The only real drawback is the small hatch aperture. That stems partly from style, caused by the tapering roof. Also, a decision to favour dynamics meant a highish sill, to produce a stiffer bodyshell.

The outer skin has a sleek and tidy rear end, with its tailgate lying flush with the rear bumper. The tail-lamps sign themselves with loops that sweep into a cross-car blade of red LED. Another styling flourish is a brushed chrome shark-fin cutting into the quarter window aft of the rear door.

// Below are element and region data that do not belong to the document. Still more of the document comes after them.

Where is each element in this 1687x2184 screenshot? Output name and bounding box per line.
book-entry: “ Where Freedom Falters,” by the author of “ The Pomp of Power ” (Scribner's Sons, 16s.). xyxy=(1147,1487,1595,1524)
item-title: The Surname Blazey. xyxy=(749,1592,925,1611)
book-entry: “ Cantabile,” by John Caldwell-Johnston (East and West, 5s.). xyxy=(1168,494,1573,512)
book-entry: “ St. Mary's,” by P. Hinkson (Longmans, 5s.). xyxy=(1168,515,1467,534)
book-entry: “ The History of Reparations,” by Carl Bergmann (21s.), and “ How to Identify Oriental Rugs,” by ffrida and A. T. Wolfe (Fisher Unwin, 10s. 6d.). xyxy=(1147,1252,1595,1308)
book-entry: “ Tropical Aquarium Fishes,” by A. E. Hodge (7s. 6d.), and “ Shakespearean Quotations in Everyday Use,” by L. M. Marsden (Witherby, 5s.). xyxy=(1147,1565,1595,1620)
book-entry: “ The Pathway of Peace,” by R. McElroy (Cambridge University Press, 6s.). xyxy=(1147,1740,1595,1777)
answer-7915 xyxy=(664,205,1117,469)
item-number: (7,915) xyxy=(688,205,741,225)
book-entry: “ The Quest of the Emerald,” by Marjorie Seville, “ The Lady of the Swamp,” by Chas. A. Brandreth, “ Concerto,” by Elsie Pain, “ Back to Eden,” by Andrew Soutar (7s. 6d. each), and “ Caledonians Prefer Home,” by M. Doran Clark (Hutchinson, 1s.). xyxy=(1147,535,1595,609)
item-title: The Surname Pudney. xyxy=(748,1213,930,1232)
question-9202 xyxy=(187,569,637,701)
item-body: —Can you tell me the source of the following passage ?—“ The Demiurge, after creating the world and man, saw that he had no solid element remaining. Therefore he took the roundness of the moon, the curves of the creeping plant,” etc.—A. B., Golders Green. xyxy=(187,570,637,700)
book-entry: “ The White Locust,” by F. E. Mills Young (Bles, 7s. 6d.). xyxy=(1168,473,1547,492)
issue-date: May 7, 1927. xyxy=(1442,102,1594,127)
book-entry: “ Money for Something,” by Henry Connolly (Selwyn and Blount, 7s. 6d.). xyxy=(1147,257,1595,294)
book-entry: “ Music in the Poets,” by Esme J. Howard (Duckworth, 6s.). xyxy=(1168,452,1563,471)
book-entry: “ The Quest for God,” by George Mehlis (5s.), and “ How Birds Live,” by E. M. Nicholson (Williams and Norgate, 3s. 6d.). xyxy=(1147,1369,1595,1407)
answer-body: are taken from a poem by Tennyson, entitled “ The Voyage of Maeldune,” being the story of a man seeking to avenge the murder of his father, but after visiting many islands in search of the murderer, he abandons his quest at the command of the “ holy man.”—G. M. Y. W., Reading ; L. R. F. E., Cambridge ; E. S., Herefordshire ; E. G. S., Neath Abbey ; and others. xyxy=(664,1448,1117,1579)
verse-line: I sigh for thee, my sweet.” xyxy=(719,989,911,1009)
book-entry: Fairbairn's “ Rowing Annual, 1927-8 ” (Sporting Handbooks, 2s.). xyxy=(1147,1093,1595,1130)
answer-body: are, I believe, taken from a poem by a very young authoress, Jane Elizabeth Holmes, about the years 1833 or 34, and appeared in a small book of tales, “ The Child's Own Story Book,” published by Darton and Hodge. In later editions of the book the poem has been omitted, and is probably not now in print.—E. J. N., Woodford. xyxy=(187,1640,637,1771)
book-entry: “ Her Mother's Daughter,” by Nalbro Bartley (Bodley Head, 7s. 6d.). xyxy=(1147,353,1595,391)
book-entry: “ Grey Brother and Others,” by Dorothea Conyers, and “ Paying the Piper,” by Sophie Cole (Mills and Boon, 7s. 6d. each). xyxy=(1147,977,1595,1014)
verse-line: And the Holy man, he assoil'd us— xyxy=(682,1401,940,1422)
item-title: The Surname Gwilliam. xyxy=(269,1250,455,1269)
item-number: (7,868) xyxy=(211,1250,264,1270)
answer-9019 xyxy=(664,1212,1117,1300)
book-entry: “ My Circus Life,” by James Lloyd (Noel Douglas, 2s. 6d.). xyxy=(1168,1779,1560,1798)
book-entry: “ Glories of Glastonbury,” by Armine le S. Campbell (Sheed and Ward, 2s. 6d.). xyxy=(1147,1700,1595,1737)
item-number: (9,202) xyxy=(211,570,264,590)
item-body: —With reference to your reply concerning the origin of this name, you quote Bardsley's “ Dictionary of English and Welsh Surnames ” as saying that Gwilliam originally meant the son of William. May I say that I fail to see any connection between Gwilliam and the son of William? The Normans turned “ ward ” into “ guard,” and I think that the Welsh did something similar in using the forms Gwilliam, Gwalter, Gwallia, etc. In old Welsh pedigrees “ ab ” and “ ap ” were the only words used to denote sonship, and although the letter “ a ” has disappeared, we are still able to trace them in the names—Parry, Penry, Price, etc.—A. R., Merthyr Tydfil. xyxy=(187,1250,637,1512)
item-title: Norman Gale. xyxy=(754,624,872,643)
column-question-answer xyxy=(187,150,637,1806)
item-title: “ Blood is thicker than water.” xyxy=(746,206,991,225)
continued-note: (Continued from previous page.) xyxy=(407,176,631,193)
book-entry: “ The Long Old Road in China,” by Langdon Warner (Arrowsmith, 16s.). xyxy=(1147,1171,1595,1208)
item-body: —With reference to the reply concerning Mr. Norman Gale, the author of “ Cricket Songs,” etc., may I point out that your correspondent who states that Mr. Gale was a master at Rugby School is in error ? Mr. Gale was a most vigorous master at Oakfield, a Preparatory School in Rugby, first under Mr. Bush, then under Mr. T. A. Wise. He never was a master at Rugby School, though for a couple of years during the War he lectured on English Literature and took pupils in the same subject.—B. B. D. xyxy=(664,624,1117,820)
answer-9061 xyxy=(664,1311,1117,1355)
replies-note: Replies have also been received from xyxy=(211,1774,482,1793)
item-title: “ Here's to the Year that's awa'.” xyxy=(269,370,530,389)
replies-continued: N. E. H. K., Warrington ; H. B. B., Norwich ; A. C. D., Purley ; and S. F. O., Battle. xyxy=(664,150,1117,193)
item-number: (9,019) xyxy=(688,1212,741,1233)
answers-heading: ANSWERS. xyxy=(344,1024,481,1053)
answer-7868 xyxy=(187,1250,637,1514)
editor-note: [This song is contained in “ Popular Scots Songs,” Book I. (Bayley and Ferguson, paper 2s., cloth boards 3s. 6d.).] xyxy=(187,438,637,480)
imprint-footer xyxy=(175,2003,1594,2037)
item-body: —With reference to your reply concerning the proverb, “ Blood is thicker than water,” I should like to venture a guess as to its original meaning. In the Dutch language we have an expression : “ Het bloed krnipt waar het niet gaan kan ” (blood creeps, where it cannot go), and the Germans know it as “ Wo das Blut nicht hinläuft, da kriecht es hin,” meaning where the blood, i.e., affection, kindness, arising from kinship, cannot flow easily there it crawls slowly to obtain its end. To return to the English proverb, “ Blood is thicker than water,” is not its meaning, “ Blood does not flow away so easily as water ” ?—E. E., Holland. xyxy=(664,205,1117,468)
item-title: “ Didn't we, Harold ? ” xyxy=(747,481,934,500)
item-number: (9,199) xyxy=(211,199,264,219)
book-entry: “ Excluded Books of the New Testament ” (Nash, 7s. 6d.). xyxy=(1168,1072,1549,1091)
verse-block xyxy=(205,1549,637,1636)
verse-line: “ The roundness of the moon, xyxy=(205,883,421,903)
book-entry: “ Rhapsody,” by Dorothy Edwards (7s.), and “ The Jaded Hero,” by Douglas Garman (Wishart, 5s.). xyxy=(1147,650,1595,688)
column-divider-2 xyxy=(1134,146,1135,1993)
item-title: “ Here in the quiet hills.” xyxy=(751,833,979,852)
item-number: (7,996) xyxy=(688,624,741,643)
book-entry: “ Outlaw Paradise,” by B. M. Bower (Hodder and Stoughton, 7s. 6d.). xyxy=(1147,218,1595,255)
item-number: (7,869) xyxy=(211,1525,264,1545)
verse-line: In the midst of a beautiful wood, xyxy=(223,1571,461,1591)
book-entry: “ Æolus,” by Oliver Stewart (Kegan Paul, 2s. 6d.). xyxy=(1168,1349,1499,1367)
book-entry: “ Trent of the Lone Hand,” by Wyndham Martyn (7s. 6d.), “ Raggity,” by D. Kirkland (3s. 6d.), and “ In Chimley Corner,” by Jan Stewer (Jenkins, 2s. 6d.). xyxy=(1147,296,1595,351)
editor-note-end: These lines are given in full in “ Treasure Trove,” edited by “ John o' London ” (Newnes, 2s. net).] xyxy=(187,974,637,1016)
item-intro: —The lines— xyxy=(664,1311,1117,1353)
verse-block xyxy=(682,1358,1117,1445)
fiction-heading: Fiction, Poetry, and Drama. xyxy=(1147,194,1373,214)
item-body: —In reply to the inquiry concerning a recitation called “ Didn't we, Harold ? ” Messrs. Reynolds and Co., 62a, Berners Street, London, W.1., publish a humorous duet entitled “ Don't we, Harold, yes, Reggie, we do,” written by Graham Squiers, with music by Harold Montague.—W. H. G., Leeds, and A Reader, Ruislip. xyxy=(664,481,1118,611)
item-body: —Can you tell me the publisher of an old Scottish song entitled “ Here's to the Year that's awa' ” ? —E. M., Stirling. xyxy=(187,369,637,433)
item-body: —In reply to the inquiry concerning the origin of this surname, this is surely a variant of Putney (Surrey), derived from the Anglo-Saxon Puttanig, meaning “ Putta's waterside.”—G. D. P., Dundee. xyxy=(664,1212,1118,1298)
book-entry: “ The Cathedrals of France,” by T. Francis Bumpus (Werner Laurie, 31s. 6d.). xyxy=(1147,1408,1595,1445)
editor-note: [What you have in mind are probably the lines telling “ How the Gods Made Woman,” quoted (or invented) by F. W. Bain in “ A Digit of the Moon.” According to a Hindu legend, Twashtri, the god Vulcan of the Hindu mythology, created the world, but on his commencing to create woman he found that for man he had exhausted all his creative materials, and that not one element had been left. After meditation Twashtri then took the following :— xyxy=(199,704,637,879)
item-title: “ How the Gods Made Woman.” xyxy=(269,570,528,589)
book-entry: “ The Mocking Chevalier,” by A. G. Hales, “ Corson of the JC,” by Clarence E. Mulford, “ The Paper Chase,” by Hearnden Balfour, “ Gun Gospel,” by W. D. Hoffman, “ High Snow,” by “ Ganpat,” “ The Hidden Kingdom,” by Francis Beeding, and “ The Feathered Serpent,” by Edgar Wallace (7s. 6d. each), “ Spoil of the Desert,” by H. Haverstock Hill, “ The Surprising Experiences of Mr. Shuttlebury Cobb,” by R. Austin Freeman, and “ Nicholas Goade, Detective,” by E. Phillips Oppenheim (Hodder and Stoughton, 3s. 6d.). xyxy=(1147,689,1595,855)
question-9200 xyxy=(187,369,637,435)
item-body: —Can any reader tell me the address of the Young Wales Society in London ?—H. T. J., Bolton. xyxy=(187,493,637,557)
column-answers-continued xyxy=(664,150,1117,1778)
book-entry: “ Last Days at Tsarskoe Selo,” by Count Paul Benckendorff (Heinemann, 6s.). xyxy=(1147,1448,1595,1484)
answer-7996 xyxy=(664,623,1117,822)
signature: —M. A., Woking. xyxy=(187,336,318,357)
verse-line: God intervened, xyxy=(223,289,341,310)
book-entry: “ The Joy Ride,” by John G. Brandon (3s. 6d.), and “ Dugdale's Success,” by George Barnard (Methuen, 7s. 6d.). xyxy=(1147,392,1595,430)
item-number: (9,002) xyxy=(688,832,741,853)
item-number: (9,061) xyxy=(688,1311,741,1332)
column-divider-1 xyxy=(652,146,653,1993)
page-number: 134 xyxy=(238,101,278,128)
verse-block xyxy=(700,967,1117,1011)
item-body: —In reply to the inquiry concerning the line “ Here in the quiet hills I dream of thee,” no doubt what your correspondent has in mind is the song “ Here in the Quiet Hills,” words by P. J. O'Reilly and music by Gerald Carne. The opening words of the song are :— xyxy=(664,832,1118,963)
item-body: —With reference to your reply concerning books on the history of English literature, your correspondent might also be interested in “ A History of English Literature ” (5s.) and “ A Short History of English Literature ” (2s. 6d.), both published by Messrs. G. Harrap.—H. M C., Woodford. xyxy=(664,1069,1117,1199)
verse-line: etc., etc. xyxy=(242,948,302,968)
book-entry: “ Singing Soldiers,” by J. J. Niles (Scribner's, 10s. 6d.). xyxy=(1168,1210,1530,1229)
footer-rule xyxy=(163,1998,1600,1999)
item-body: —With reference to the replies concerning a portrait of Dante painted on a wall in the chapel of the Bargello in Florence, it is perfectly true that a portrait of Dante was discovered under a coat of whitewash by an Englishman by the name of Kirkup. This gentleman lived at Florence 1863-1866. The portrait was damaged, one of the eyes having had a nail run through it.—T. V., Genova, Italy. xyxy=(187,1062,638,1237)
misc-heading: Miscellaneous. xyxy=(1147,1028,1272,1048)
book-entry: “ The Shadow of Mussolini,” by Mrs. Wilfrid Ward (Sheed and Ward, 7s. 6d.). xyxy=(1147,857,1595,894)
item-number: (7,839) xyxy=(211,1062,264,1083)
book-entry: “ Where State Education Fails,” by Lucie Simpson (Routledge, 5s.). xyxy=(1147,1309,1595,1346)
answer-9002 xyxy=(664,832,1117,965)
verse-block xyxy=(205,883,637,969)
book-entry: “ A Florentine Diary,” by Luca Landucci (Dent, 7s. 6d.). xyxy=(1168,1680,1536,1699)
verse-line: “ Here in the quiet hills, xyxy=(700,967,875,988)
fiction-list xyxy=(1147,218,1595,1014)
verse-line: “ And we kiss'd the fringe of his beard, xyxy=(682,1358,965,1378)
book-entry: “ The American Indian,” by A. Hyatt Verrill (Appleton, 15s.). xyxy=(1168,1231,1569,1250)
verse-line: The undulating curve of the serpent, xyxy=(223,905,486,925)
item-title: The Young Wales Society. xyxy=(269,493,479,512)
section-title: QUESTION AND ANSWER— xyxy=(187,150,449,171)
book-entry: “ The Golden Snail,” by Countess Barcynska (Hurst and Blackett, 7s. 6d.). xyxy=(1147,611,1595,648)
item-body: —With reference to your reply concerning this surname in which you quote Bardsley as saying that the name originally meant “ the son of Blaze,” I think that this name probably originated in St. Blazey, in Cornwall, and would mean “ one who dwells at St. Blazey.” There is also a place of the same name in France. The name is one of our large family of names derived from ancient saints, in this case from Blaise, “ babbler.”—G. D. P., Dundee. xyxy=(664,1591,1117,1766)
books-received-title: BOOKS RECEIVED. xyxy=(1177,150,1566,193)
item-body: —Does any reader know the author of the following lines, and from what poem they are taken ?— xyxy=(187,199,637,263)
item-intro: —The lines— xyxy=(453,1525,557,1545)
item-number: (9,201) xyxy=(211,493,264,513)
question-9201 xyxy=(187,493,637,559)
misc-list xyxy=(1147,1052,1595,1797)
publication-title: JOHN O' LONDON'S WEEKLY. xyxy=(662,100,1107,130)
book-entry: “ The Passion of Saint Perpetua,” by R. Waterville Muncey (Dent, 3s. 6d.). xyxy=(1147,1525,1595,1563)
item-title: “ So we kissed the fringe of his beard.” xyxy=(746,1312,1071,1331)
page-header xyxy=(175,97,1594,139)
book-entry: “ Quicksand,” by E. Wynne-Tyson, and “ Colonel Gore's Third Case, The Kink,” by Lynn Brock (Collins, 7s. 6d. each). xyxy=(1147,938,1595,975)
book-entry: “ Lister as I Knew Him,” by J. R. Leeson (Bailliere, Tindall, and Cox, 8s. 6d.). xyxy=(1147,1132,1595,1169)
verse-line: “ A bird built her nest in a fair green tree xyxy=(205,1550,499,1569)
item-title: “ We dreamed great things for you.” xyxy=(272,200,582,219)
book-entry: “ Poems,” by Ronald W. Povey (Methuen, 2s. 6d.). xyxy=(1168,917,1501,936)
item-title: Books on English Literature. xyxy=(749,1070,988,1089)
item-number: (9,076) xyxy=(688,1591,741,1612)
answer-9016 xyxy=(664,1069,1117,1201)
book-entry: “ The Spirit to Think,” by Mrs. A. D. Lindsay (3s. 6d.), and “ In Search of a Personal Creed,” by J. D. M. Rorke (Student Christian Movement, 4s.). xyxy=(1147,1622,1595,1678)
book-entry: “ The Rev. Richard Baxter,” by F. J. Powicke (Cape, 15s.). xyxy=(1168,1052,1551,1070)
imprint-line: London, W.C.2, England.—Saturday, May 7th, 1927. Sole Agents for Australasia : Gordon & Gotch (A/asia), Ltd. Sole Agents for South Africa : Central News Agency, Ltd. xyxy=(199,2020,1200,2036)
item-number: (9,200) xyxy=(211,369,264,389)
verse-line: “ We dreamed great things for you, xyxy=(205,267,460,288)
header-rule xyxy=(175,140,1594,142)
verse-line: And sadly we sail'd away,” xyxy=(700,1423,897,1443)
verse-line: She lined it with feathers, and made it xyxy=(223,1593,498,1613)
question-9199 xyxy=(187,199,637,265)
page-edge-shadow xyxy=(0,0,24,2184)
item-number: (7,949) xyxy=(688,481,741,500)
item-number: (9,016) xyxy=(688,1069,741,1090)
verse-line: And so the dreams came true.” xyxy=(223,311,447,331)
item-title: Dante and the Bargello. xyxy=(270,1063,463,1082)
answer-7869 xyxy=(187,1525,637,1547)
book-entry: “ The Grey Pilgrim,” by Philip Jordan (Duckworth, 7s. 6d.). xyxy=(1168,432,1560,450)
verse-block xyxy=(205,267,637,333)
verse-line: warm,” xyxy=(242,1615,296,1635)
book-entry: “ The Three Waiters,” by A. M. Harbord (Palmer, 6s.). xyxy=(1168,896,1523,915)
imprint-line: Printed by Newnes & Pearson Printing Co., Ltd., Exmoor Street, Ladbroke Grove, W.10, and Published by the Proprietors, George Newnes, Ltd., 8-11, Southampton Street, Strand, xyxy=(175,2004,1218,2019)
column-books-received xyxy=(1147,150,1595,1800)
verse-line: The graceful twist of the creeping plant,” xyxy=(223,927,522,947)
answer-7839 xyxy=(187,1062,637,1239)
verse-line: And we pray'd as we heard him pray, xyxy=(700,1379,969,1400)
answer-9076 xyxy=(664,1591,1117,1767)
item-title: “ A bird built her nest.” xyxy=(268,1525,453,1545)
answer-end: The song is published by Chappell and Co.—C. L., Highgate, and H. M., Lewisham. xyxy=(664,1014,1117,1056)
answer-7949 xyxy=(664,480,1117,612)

The wallpapered car in some of these photos is a prototype we drove, with the GT package of sports suspension, 204bhp engine and red-trimmed cabin.

We suspect any dynamic differences from the Ceed GT hatchback are more down to different stages of prototype than intrinsic engineering choices. For what it’s worth, the Proceed GT prototype had what sounded like a leaky exhaust, but its engine pulled more cleanly than the Ceed GT’s.

When it goes on sale next year the Proceed will be available with turbo petrol engines of 1.0 and 1.4 litres as well as the GT’s 1.6. There’s also a 136bhp 1.6 diesel, and mild hybrid to come.

So is budget Kia on a hiding to nothing taking inspiration from posh Mercedes, or are swoopy-roofed shooting brakes about to become a thing?